Instullation guide. Basic installation may look like:
mkdir ~/dependencies/opencv
cd ~/dependencies
wget https://github.com/opencv/opencv/archive/4.3.0.zip
unzip 4.3.0.zip
cd ~/dependencies/opencv-4.3.0
mkdir build && cd build
export LD_LIBRARY_PATH=$HOME/dependencies/ffmpeg_build/lib/:$LD_LIBRARY_PATH
export PKG_CONFIG_PATH=$HOME/dependencies/ffmpeg_build/lib/pkgconfig:$PKG_CONFIG_PATH:
export PKG_CONFIG_LIBDIR=$HOME/dependencies/ffmpeg_build/lib/:$PKG_CONFIG_LIBDIR
sudo apt-get install -y libgtk2.0-dev pkg-config libavcodec-dev libavformat-dev libswscale-dev
cmake -D CMAKE_BUILD_TYPE=RELEASE -D CMAKE_INSTALL_PREFIX=$HOME/dependencies/opencv/ \
-D INSTALL_PYTHON_EXAMPLES=OFF -D INSTALL_C_EXAMPLES=OFF -D WITH_FFMPEG=1 \
-D BUILD_LIST=core,imgproc,imgcodecs,highgui,video,videoio ..
make -j$(nproc)
make install
The openCV should be compiled after ffmpeg in order to be build with it for ffmpeg backend support.
The current implementation was tested with TFLite v. 2.2
cd ~/dependencies
git clone --branch r2.2 --single-branch https://github.com/tensorflow/tensorflow.git
cd tensorflow
./tensorflow/lite/tools/make/download_dependencies.sh
./tensorflow/lite/tools/make/build_lib.sh
Do not forget to update pathes of the libs in CMakeLists.txt (e.g., set TENSORFLOW variable) if you modified installation pathes.
The project uses deep learning model MobeleNetV3-segm from an open source repo. It was retrained for 256x256 px input resolution, and extra data was utilized for training.
Virtual video devices Linux kernel module is required to enable the program video output to be accessible from other programs.
Some Linux distros have it already preinstalled, or one can install it by following documentation.
It is available via apt for Ubuntu:
sudo apt-get install -y v4l2loopback-dkms
mkdir build
cd build
cmake ..
make -j$(nproc)
For test purposes, a test video is provided in data/test.mp4
. The video is a random video from vimeo with several speaking people in front of a camera, and it is licenced under CC Attribution license.
Before running the program, you have to create a virtual webcam with v4l2loopback for virtual system device output (you may skip the step if a debug visualization is required only):
sudo modprobe v4l2loopback devices=1 max_buffers=2 exclusive_caps=1 card_label="PersonMaskCam"
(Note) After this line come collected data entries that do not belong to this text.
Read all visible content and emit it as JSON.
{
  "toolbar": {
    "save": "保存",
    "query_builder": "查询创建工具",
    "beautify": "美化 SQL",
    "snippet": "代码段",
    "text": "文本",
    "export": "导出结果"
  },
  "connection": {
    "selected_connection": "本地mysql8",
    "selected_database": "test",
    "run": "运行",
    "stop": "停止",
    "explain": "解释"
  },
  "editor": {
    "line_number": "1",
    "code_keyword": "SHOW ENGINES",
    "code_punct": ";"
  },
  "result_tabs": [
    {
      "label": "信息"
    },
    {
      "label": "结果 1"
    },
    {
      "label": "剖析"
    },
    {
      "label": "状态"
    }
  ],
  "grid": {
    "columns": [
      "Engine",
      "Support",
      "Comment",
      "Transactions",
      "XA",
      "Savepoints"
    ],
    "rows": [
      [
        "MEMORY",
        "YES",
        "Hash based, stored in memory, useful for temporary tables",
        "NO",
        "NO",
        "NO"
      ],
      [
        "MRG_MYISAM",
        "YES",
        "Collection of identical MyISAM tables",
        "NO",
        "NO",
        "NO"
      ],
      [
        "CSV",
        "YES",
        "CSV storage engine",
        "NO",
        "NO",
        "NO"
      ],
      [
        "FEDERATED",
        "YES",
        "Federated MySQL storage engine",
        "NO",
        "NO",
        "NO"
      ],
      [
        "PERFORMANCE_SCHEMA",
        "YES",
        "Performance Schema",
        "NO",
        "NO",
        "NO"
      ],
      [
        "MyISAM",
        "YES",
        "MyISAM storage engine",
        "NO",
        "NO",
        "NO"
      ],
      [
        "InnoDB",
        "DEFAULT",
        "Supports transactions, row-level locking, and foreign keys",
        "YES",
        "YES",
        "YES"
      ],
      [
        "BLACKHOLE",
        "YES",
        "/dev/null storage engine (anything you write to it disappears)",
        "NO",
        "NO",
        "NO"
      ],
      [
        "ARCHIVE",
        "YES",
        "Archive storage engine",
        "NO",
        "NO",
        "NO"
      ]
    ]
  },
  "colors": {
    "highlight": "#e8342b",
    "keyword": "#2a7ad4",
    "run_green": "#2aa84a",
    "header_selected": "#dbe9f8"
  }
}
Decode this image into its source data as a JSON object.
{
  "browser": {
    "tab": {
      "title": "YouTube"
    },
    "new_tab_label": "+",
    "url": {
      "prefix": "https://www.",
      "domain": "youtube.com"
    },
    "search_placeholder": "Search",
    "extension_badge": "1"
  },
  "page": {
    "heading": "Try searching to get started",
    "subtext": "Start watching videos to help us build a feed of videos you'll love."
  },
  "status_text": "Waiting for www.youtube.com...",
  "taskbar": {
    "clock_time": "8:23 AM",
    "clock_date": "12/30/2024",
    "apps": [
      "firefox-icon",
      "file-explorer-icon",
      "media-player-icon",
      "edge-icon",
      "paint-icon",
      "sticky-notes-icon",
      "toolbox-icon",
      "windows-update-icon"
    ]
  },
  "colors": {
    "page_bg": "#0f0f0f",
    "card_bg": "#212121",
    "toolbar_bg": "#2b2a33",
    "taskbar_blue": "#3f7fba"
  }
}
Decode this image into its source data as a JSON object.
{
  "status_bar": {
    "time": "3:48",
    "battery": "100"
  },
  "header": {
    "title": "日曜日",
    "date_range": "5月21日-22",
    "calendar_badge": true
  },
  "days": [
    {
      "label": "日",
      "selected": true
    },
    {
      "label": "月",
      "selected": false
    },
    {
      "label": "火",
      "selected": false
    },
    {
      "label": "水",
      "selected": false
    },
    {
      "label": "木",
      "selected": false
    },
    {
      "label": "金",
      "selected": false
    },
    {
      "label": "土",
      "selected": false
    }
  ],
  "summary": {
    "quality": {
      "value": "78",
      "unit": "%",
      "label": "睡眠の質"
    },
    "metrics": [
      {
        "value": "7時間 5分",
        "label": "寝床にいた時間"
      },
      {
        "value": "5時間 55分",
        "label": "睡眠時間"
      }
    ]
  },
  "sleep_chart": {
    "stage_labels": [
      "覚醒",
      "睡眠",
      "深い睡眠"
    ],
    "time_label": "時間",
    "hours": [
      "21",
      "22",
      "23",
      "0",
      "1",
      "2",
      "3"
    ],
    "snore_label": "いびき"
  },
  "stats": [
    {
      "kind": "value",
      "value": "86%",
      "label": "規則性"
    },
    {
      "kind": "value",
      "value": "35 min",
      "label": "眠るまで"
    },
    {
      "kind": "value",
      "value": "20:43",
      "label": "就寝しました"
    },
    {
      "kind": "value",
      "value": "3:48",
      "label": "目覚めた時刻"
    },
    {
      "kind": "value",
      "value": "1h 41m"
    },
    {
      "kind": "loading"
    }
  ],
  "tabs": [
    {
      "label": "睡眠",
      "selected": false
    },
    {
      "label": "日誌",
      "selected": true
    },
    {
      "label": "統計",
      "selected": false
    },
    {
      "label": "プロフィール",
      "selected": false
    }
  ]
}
Note a video device name it creates, like /dev/videoX
. You may use the camera as input device for video calls apps.
Keep in mind, that in case you'd like to use different video resolution, you may have to restart the virtual video device.
To test it on a video file, just run
cd build
./person_mask -i ../data/test.mp4 -d
It will enable a debug visualization and run the program with a video file ../data/test.mp4
as input. Press ESC utton to stop the program.
You can redirect the output to a v4l2loopback virtual device by adding -o /dev/videoX
, where /dev/videoX - a device created during the virtual video devices kernel module initialization.
-i, --input arg input camera or path to input video file. (default:
/dev/video0)
-o, --output arg Output virtual camera device, like /dev/video1, do not
provide the parameter to skip the results outputting to
virtual video device.
-d, --debug Draw a debug visualization with OpenCV. It also prints out
frame processing time into stdout.
-h, --help Print help
The main loop is defined in src/main.cpp file. It parses user input, initializes input virtual camera (frame grabbing from a video file or a webcam), applies predictor to the grabbed images and draws the results visualization.
The virtual camera src/camera.cpp grab frames and put them into custom Buffer (see include/buffer.h).
Frames from the frame buffer are processed with a predictor src/predictor.cpp, which run a TFLite model and all necessary image and predicted mask processings. The model parameters (like the path to the model weights, segmentation threshold and a number of used CPU cores) could be adjusted in the src/predictor.cpp file.
To output results as a system virtual camera, a video v4l2-loopback video writer is created with a function from src/video_writer.cpp.
It is able to run at ~50 fps at half of CPU cores and ~30 fps in single core mode on an Intel i5-8250U.